Already 68 digital health companies have raised $2 million or more in 2012, and 23 of those companies have a consumer-facing business model. This group raised $250 million so far in 2012. Rock Health points out that the amount of funding pouring into B2B companies has ticked up slightly over last year, too.

"The more technology investors I speak with," Shaywitz writes, "the more I worry there’s something elemental about medicine that many don’t seem to understand – and worse, they don’t always know what they don’t know."

Rock Health's report also found that Silicon Valley and the San Francisco Bay Area dominates digital health investing: Digital health companies in the area raised more money than startups in any other part of the country. More than $180 million in digital health investment deals flowed into the Bay Area this year.

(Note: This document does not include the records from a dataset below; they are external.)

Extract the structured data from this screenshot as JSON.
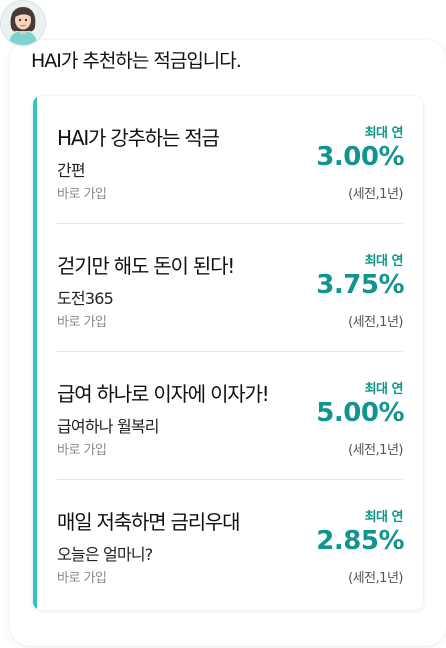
{
  "intro": "HAI가 추천하는 적금입니다.",
  "accent_color": "#2ec4c4",
  "rate_color": "#11948f",
  "avatar_icon": "woman-avatar-icon",
  "products": [
    {
      "title": "HAI가 강추하는 적금",
      "subtitle": "간편",
      "join": "바로 가입",
      "rate_label": "최대 연",
      "rate": "3.00%",
      "note": "(세전,1년)"
    },
    {
      "title": "걷기만 해도 돈이 된다!",
      "subtitle": "도전365",
      "join": "바로 가입",
      "rate_label": "최대 연",
      "rate": "3.75%",
      "note": "(세전,1년)"
    },
    {
      "title": "급여 하나로 이자에 이자가!",
      "subtitle": "급여하나 월복리",
      "join": "바로 가입",
      "rate_label": "최대 연",
      "rate": "5.00%",
      "note": "(세전,1년)"
    },
    {
      "title": "매일 저축하면 금리우대",
      "subtitle": "오늘은 얼마니?",
      "join": "바로 가입",
      "rate_label": "최대 연",
      "rate": "2.85%",
      "note": "(세전,1년)"
    }
  ]
}
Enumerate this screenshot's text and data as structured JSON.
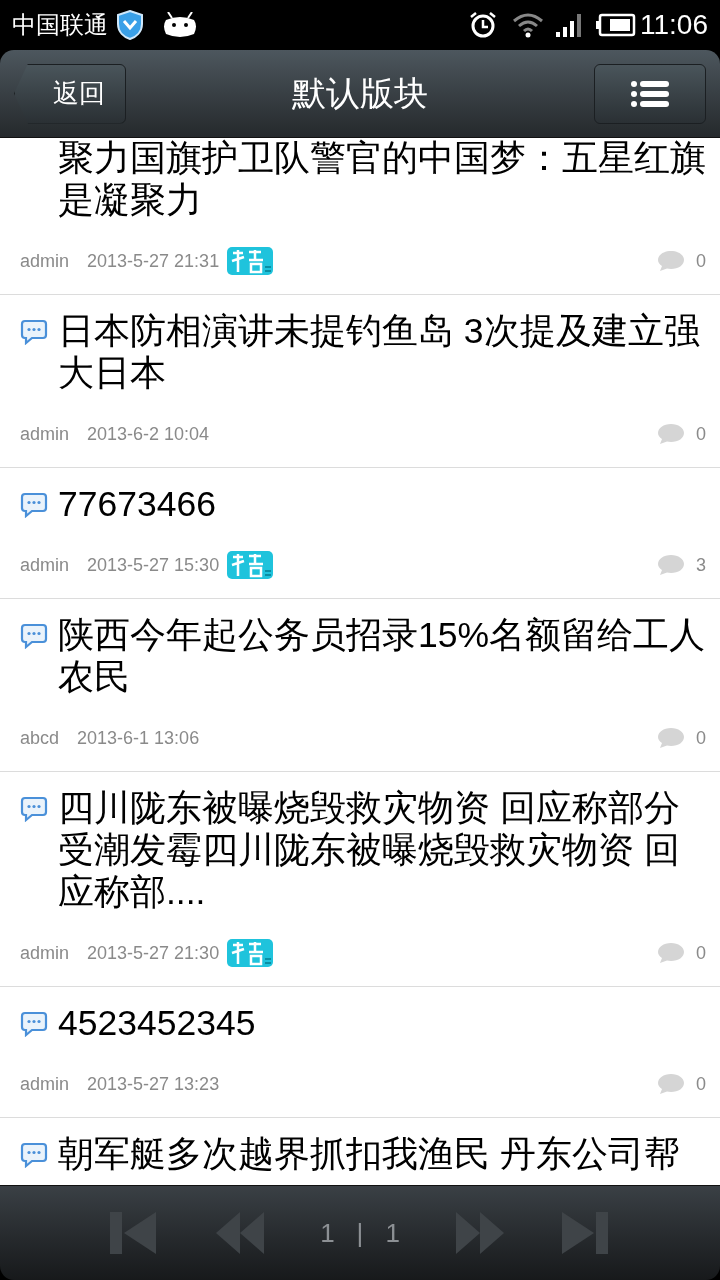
{
  "status_bar": {
    "carrier": "中国联通",
    "time": "11:06"
  },
  "header": {
    "back": "返回",
    "title": "默认版块"
  },
  "posts": [
    {
      "has_icon": false,
      "title": "聚力国旗护卫队警官的中国梦：五星红旗是凝聚力",
      "author": "admin",
      "time": "2013-5-27 21:31",
      "featured": true,
      "comments": "0"
    },
    {
      "has_icon": true,
      "title": "日本防相演讲未提钓鱼岛 3次提及建立强大日本",
      "author": "admin",
      "time": "2013-6-2 10:04",
      "featured": false,
      "comments": "0"
    },
    {
      "has_icon": true,
      "title": "77673466",
      "author": "admin",
      "time": "2013-5-27 15:30",
      "featured": true,
      "comments": "3"
    },
    {
      "has_icon": true,
      "title": "陕西今年起公务员招录15%名额留给工人农民",
      "author": "abcd",
      "time": "2013-6-1 13:06",
      "featured": false,
      "comments": "0"
    },
    {
      "has_icon": true,
      "title": "四川陇东被曝烧毁救灾物资 回应称部分受潮发霉四川陇东被曝烧毁救灾物资 回应称部....",
      "author": "admin",
      "time": "2013-5-27 21:30",
      "featured": true,
      "comments": "0"
    },
    {
      "has_icon": true,
      "title": "4523452345",
      "author": "admin",
      "time": "2013-5-27 13:23",
      "featured": false,
      "comments": "0"
    },
    {
      "has_icon": true,
      "title": "朝军艇多次越界抓扣我渔民 丹东公司帮"
    }
  ],
  "pager": {
    "current": "1",
    "separator": "|",
    "total": "1",
    "buttons": [
      {
        "kind": "first",
        "disabled": true
      },
      {
        "kind": "prev",
        "disabled": true
      },
      {
        "kind": "next",
        "disabled": true
      },
      {
        "kind": "last",
        "disabled": true
      }
    ]
  }
}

Rock Health pointed to four venture capital firms as the most active VCs in digital health in 2012. The list appears to be in alphabetical order and includes a mix of firms: Aberdare Ventures, which describes itself as healthcare-focused; Khosla Ventures, which is often described as an investor in greentech and other technology firms; Merck, a pharma company; and Qualcomm, which has been an early pioneer in wireless health, but has long been a technology company.

While there is much to celebrate in the numbers featured in the Rock Health report, Shaywitz's column should give us pause.